Since then, most newspapers use western wire services for news from the region, including Pakistan, as is evident from the coverage of the current political crisis unfolding in that country.

Admittedly, the withdrawal of foreign correspondents, including those reporting from countries in South Asia, has coincided with the decline in the profitability of print media. One of the first cutbacks was, inevitably, the number of journalists posted abroad.

Yet, while western news organisations and syndicated services do provide well-written reports on these countries, often written by local journalists, there is a difference. And that is the filter used when reporting. When your principal audience for stories is in the west, you are bound to pick stories that will interest that part of the world. Hence, natural disasters, wars, terror, and political turmoil get reported.

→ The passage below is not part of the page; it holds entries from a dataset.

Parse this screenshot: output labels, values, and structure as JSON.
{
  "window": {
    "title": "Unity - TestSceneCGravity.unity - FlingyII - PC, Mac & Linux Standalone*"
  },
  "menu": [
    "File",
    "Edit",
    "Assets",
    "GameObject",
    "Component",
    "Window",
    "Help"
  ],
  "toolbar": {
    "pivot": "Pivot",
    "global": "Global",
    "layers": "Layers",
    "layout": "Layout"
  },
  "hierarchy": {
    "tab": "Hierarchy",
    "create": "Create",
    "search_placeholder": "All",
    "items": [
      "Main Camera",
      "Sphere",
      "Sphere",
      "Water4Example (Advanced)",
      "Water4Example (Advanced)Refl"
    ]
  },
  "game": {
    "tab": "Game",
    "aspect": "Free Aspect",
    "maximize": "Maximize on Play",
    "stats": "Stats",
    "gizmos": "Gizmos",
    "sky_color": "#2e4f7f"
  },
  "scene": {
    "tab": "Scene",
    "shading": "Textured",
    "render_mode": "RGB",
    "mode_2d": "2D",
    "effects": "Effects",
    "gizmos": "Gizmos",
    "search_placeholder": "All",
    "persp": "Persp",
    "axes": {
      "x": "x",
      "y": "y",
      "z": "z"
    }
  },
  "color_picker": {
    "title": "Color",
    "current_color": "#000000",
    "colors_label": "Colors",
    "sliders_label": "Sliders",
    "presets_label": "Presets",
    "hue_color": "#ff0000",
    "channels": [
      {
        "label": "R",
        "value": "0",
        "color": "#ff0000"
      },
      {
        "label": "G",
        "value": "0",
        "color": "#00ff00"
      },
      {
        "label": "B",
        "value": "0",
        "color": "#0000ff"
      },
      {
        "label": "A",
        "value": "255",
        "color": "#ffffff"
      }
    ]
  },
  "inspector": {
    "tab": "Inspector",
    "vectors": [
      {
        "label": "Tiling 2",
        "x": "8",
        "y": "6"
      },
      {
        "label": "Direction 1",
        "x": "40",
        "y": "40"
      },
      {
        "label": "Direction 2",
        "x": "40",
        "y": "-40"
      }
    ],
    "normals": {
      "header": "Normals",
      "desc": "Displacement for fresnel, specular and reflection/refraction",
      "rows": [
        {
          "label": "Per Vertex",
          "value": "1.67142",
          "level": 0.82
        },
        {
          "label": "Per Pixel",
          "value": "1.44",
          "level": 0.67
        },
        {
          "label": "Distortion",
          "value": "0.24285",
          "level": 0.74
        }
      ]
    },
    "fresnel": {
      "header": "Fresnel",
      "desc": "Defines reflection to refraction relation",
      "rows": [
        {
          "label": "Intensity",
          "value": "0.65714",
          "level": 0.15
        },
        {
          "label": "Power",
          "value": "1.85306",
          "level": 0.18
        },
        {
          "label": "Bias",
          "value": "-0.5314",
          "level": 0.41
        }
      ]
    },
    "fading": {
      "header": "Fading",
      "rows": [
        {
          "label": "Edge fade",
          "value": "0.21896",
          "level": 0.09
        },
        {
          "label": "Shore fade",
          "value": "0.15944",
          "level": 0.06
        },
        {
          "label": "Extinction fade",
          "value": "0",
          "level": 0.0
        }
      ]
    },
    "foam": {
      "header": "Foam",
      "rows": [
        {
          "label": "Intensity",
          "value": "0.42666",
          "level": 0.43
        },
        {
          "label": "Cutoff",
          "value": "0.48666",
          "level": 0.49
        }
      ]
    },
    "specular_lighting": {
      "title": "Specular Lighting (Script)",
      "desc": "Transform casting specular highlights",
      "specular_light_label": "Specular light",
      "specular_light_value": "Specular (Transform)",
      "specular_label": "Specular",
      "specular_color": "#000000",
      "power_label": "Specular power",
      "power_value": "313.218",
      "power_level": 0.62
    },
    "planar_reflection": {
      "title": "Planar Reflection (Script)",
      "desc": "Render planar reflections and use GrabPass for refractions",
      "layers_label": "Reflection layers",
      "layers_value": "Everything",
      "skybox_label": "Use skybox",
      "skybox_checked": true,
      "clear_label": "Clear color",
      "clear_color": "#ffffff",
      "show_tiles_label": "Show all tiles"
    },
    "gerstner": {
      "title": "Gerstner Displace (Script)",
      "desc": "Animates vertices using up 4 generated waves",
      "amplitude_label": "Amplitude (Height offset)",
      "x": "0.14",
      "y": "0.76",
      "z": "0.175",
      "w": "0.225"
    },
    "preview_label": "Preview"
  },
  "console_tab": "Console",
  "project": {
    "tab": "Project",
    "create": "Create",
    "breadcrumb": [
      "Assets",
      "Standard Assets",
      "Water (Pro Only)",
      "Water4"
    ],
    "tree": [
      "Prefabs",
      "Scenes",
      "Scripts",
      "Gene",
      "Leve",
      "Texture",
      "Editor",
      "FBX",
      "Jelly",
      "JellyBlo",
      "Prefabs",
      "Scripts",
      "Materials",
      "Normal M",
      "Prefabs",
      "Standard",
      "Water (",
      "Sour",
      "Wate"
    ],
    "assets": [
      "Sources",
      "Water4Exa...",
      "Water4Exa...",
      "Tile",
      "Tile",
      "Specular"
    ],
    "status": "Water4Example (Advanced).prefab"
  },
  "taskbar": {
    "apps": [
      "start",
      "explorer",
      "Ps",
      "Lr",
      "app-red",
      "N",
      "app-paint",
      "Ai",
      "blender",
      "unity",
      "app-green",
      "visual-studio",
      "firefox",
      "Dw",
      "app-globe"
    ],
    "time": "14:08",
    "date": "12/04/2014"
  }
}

Also, it is not just the choice of stories, but how they are reported. Hence, the crisis in Sri Lanka is reduced to the “Chinese debt-trap” rather than explaining that it is a consequence of decades of misgovernance and poor economic choices.

Apart from crises that cannot be ignored, there is so much more to report from this region, which shares not just geography, history and culture but common challenges, such as climate change, or tackling disease and poverty. You can run Indian media coverage through a sieve and you will not find any reporting of this kind from any of the countries in South Asia.

Given the current state of the media in India, perhaps there is no immediate option as few media organisations would be able to post permanent correspondents. This is a pity as not only are we deprived of perspective that comes from journalists who have spent time in a region to understand nuances and context, but also we learn only about a few select subjects, and little to nothing about concerns of the citizens of this region.

To conclude, here is a suggestion from Gunawardene that we, in the Indian media, ought to consider:

“To be sure, there is a strong geopolitical dimension to Sri Lanka’s current crisis and, indeed, in its trajectory of post-war development. Different governments in Colombo have tried different approaches to balancing relations with India and China. These factors no doubt form the backdrop of Indian media’s coverage of Sri Lanka in crisis. But this island is much more than an arena for geopolitical posturing. There are crises within crises that manifest in various ways. The former conflict areas of Sri Lanka’s north and east still bear a disproportionately high share of poverty and other socio-economic issues. How much more authentic would the Indian media’s coverage of Sri Lanka be if it considered not just the Colombo-Delhi politico-diplomatic nexus, but also the distinctive perspectives from Jaffna, Batticaloa or Nuwara Eliya?”